Dane West, a Lee County teacher, said the culture of testing can destroy a child’s dream as early as third-grade.
West said children in the third-grade who don’t pass end-of-grade tests are being told they’re not on a path that will lead to college or a meaningful career.
“You have a generation of kids growing up who are being told they are failures and have no future,” West said. “It weighs on them and it shows up in how the view school.”

Meredith Pinckney, a Wake County agricultural science teacher, said her students aren’t tested but she sees the impact excessive testing has on them.
“The anxiety is real,” Pinckney said. “We literally have kids who skip test days because they don’t want to be there. That’s unfortunate that’s where we are.”
Saturday’s event was hosted by N.C. Families for School Testing Reform (NCFSTR), Save our Schools NC and Jen Mangrum, a candidate for State Superintendent of Public Instruction.
Several dozen educators attended the community conversation as well as a handful of elected officials, some of who later sat on a panel to discuss the state of education in North Carolina.
Ravitch said students from low-income households who perform poorly on standardized tests don’t do so because they don’t have the brains to score well.
“Children who grow up in poverty are likely to have low test scores, not because they’re not smart but because they’re hungry, or they haven’t had decent medical care, they’re growing up in situations that are disadvantageous to their health and well-being and that affects their test scores,” Ravitch said.
Federal and state leaders have given too much weight to standardized tests, Ravitch said.
She said the tests are often flawed and shouldn’t be used to measure student and teacher success.
“The appropriate use of testing is diagnostic,” Ravitch said. “Tests today have no diagnostic value whatsoever, so standardized testing is being totally misused to judge everybody for accountability purposes and it’s not supposed to be used that way.”
In North Carolina, State Superintendent Mark Johnson has announced new initiatives to reduce the amount of testing currently required of students in North Carolina’s public schools.
Johnson has pledged to reduce the number of questions on tests, reduce the time students must sit for tests, change testing policies to reduce the stress at schools, work with local leaders to reduce the number of locally required tests and push to eliminate tests not required by the federal government.
A survey about testing conducted by Johnson’s office found that 78 percent of the roughly 42,000 parents who responded said their child takes too many tests. Seventy-six percent of teachers who responded said North Carolina’s public school students were being tested too much.
And the State Board of Education is weighing the elimination of the state’s fourth grade exams in science and social studies and the fifth-grade exam in social studies as way to reduce the amount of testing in North Carolina Schools.

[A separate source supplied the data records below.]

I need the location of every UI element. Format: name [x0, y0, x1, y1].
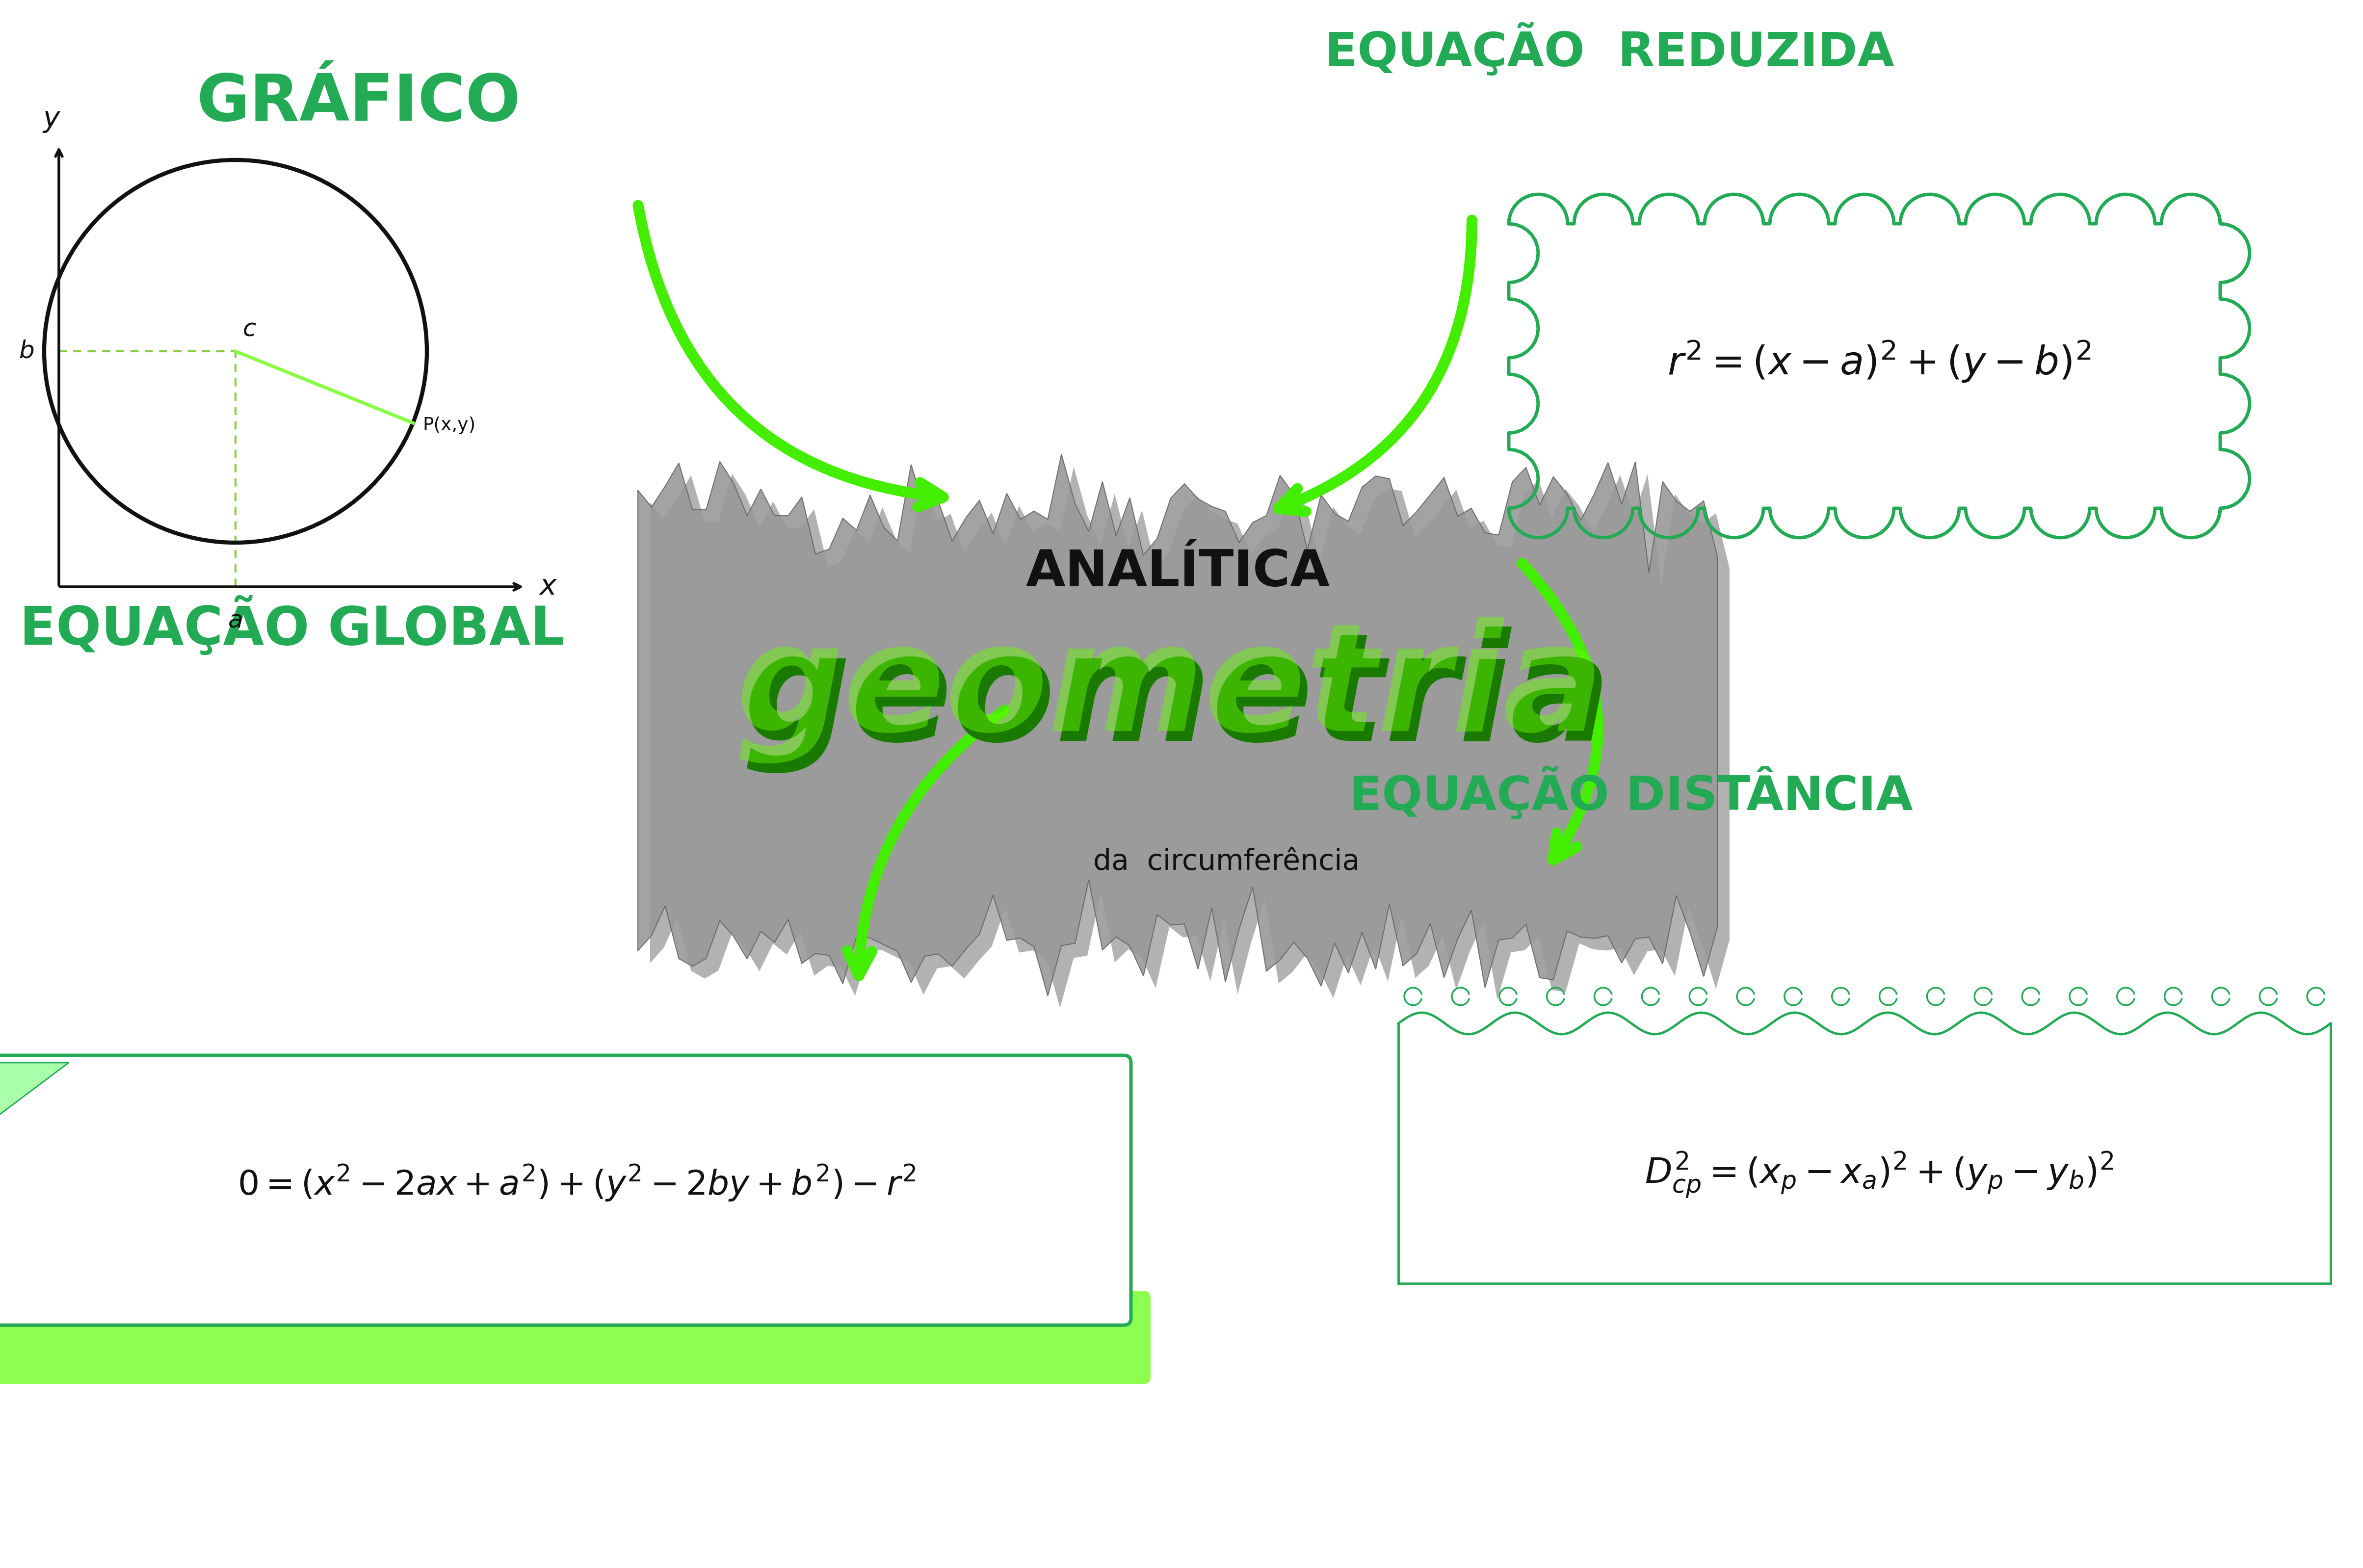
FancyBboxPatch shape: [0, 1290, 1151, 1385]
Text: da  circumferência: da circumferência: [1094, 848, 1361, 875]
Text: GRÁFICO: GRÁFICO: [196, 72, 520, 133]
Text: EQUAÇÃO DISTÂNCIA: EQUAÇÃO DISTÂNCIA: [1349, 767, 1914, 820]
Text: geometria: geometria: [737, 616, 1604, 764]
Polygon shape: [0, 1063, 69, 1121]
Text: $0=(x^2-2ax+a^2)+(y^2-2by+b^2)-r^2$: $0=(x^2-2ax+a^2)+(y^2-2by+b^2)-r^2$: [236, 1163, 914, 1203]
Text: $D_{cp}^2=(x_p-x_a)^2+(y_p-y_b)^2$: $D_{cp}^2=(x_p-x_a)^2+(y_p-y_b)^2$: [1645, 1151, 2113, 1201]
Text: EQUAÇÃO  REDUZIDA: EQUAÇÃO REDUZIDA: [1326, 22, 1895, 75]
Text: EQUAÇÃO GLOBAL: EQUAÇÃO GLOBAL: [19, 596, 565, 655]
Polygon shape: [650, 467, 1730, 1008]
Text: x: x: [539, 572, 558, 601]
Text: $r^2= (x-a)^2+(y-b)^2$: $r^2= (x-a)^2+(y-b)^2$: [1668, 339, 2091, 384]
Text: P(x,y): P(x,y): [423, 417, 475, 434]
Polygon shape: [638, 455, 1718, 996]
Text: a: a: [227, 608, 243, 632]
Text: b: b: [19, 340, 35, 364]
Text: ANALÍTICA: ANALÍTICA: [1026, 547, 1330, 597]
Text: c: c: [243, 318, 255, 342]
FancyBboxPatch shape: [0, 1055, 1132, 1325]
Text: y: y: [43, 105, 59, 133]
Text: geometria: geometria: [744, 626, 1612, 773]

Critics of high-stakes, standardized testing said they understand some testing is needed, but believe the state now requires students to take too many exams.
“We’re concerned with the excessive testing that is putting a strain on our children, it’s bringing shame to them, it’s putting them in environments that are not optimal for their learning and social-emotional learning,“ said Suzanne Miller, founder of NCFSTR.
Miller said Saturday’s event was a first step toward raising awareness about excessive testing to bring about a cultural change.
“We need to make sure parents and teachers know they can do something about this and empower teachers to use their voices to say something needs to change,” Miller said. “And we need to be in conversations with our legislators and policy makers to let them know how we’re feeling and that we really do need change, not only for our own kids, but for the entire state. It’s an issue across the state.”
State Sen. Floyd McKissick, (D-Durham) said the General Assembly must address the fact that many teachers feel they’re teaching students to only pass standardized tests.
“Our dependence and reliance on standardized tests needs to be rethought,” McKissick said. “We need to come up with alternative means to evaluate students and to diagnose their strengths and weaknesses.”